Between €375bn and €425bn ($456bn-516bn) will need to be invested in Europe’s distribution grids between now and 2030 to ensure they can handle increasing volumes of variable renewable energy and green hydrogen production, as well as the expected electrification of heating and transport, according to a new study.
These figures represent a 50-70% increase on annual distribution-grid investment in the 2010s. However, the societal benefits of smarter, more powerful distribution grids will outweigh the economic impacts, according to electricity industry body Eurelectric, which produced the report in conjunction with E.DSO (European Distribution System Operators) and strategy consultant Monitor Deloitte.
“Distribution grids are the backbone of the digital and energy transition, as they ensure a continuous and reliable electricity flow, integrate the majority of renewable energy sources and enable the creation of new services for consumers,” said Eurelectric. “But to be fit-for-purpose in an increasingly decarbonised, decentralised and digitalised power system, there is an urgent need to ramp up investments in Europe’s distribution grids.”
Improving distribution grids could save the EU more than €175bn in fossil-fuel imports annually, and ultimately reduce the average electricity costs by €28-37bn in the long term, Eurelectric explained, adding that the distribution grid investments would sustain 440,000 to 620,000 “quality jobs”.
“What we show in the study is that actually the unit cost of electricity [ie, per kWh for customers] is only going to rise by 1.5%, even with this significant investment,” Eurelectric secretary-general Kristian Ruby tells Recharge.
This is because distribution — the delivery of low- and medium-voltage power to homes and businesses — only accounts for a small proportion of electricity charges, and because smarter grids will allow an increased amount of variable renewable energy on the grid, which will be cheaper than fossil-fuel-fired power, he explained.
In addition, smarter distribution grids will also allow consumers to save money through smart electric-vehicle (EV) charging and demand-side response. In other words, they will be able to increase their power consumption when spot prices are low (ie, when there is a lot of wind and solar power on the grid and demand is low), and reduce consumption when spot prices are high (ie, when there is little or no wind or solar power on the grid).
This would not only reduce consumer bills, but also help network operators balance the grid and reduce the need to dig up roads to install higher-capacity power cables.

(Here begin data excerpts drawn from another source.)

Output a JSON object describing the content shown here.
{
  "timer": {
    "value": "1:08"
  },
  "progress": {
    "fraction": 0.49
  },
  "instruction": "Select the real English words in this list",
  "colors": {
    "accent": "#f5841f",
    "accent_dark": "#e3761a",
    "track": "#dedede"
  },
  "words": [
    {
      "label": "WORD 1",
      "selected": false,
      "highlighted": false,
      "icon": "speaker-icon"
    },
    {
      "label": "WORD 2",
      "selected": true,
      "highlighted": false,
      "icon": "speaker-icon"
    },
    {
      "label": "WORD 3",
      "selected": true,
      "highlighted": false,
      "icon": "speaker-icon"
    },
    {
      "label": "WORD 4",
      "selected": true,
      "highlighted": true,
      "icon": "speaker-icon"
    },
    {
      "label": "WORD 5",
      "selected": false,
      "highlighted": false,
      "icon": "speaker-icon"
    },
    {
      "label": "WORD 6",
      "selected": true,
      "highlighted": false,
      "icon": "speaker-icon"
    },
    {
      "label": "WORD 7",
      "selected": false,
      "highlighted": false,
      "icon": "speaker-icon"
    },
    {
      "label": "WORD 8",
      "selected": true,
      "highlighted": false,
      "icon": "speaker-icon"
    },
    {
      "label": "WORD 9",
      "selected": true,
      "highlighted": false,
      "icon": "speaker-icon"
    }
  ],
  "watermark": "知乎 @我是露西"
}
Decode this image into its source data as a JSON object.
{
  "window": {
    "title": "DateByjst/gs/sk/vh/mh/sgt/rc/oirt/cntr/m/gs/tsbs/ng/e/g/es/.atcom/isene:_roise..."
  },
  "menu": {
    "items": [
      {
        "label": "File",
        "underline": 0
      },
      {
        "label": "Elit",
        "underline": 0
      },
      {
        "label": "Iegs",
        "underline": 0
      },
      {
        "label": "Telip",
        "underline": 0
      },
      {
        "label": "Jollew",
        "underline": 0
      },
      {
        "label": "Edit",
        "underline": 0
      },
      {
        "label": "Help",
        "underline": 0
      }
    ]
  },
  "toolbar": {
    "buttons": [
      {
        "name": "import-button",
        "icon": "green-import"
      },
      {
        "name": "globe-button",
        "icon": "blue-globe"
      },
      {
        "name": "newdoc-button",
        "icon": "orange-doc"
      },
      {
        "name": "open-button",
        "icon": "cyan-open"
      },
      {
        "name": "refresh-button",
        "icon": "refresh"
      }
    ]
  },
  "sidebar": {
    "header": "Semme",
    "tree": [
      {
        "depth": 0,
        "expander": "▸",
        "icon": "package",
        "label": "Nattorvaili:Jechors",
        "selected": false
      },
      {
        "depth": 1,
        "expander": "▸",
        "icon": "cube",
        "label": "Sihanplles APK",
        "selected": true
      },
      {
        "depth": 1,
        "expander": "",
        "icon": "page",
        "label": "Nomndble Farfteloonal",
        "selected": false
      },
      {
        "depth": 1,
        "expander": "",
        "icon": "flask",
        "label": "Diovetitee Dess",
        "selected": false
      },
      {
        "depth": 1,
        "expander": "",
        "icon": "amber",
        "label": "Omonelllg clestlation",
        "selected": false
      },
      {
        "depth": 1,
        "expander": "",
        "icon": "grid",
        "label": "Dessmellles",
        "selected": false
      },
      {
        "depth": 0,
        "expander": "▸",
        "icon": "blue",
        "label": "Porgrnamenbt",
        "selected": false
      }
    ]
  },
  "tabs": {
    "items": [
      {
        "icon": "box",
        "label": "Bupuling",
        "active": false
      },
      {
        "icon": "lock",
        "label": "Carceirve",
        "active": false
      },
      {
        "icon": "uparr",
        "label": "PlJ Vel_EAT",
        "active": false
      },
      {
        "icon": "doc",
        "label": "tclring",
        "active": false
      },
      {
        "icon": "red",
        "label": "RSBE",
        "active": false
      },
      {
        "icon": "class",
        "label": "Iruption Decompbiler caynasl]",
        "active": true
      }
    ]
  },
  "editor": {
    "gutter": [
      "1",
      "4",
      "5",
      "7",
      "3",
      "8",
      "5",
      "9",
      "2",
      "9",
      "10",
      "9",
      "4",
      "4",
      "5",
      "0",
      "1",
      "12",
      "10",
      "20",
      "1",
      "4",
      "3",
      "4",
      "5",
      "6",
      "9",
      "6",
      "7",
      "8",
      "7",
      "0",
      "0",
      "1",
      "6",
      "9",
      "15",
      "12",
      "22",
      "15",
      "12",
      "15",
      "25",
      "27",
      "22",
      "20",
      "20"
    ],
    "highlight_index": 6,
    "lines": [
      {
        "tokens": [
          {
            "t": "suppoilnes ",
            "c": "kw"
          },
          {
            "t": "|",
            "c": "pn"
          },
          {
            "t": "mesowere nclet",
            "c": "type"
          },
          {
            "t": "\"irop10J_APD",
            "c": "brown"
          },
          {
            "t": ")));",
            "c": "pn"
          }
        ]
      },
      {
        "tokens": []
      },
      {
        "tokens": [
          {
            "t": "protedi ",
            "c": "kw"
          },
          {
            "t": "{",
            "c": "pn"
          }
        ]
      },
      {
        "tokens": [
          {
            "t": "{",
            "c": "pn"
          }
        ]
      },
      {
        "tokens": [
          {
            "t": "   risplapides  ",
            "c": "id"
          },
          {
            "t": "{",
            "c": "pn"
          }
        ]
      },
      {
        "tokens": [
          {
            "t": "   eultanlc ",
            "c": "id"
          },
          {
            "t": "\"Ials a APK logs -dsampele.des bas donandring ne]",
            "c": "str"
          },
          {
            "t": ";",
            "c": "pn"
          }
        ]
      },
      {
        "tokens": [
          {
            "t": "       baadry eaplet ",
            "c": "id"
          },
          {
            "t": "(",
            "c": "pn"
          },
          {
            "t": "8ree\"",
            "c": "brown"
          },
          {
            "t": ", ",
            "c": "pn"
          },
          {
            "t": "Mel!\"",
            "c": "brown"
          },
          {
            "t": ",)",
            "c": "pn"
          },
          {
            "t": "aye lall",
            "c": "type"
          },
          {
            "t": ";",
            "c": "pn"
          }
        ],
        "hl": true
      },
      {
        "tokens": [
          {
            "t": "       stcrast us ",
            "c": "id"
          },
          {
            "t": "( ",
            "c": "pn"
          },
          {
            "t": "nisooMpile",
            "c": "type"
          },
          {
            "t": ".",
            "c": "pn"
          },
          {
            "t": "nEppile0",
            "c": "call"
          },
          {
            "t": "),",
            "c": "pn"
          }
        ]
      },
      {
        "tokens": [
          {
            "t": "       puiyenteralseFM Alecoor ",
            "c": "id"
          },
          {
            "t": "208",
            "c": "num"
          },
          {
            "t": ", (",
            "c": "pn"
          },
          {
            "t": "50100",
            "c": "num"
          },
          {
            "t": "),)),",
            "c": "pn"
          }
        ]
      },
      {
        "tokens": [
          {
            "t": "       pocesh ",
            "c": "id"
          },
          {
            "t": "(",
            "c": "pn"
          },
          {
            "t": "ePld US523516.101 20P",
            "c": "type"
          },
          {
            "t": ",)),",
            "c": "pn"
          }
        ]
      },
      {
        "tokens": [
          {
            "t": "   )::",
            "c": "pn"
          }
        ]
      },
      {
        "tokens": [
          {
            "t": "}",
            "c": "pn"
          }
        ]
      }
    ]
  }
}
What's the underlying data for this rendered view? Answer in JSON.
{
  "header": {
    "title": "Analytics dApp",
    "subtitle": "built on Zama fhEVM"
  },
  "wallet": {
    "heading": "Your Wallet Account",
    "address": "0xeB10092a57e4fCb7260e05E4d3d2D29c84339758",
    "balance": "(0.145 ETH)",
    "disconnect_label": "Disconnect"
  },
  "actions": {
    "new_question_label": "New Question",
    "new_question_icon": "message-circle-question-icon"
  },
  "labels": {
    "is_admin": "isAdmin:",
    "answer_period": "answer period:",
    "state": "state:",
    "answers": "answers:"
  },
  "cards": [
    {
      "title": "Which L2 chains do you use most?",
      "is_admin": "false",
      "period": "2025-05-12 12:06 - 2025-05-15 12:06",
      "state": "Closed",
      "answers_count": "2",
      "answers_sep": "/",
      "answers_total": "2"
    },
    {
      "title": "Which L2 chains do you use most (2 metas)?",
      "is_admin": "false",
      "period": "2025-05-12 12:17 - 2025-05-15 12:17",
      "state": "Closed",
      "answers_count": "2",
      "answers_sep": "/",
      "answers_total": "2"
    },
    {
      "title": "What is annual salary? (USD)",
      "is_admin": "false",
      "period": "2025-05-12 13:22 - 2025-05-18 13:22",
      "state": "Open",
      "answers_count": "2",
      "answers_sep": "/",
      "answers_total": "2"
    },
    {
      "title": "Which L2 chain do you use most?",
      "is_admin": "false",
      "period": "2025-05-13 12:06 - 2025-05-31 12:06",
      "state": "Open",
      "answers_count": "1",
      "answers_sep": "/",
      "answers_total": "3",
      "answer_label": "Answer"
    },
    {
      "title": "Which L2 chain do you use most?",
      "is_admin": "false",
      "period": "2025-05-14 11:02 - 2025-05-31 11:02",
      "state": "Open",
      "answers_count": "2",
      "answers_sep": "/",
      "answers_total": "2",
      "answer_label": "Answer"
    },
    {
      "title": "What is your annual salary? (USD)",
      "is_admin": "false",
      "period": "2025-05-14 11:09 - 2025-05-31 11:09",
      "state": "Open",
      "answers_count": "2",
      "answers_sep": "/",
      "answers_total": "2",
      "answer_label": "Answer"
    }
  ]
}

The report, entitled Connecting the dots: Distribution grid investment to power the energy transition, shows that if 40 EVs in a single housing block were all simultaneously charged during the evening peak, the 153kW power-distribution line would need to be upgraded to 212kW to meet the extra demand. But if the same number of EVs were charged overnight with smart charging — ie, staggering their charging throughout the night — only 120kW would be required, removing the need to replace the connection.
“Building new lines is expensive; digital solutions are replicable and inexpensive,” Ruby said.
This is why data management will be one of the core distribution-grid investments highlighted in the report, accounting for €25bn-30bn of the €375bn-425bn total.
The other investment drivers are: electrification of buildings and industry (€70bn-80bn); electrification of transport (€25bn-35bn); emission-free generation (ie, to connect wind and solar projects to the distribution grid) (€85bn-95bn); modernisation (ie, replacement of grid infrastructure reaches the end of its useful life) (€90bn-105bn); smart meters (€30bn-35bn); resilience against expected increase in natural disasters and extreme weather (€30bn-35bn); and about €7bn for large-scale storage connected to the distribution grid.
We call on policymakers to improve investment frameworks and tariff design, facilitate access to EU funds and accelerate authorisation and permit granting processes.”
All the calculations in the report were made with the following assumptions about distribution-grid requirements in 2030: that 510GW of wind and solar power will be installed across the EU27 and the UK in 2030, with 40GW of that being self-consumption; 50-70 million electric vehicles on the streets; 40-50 million electric heat pumps installed, and demand for green-hydrogen production of about 3,530TWh.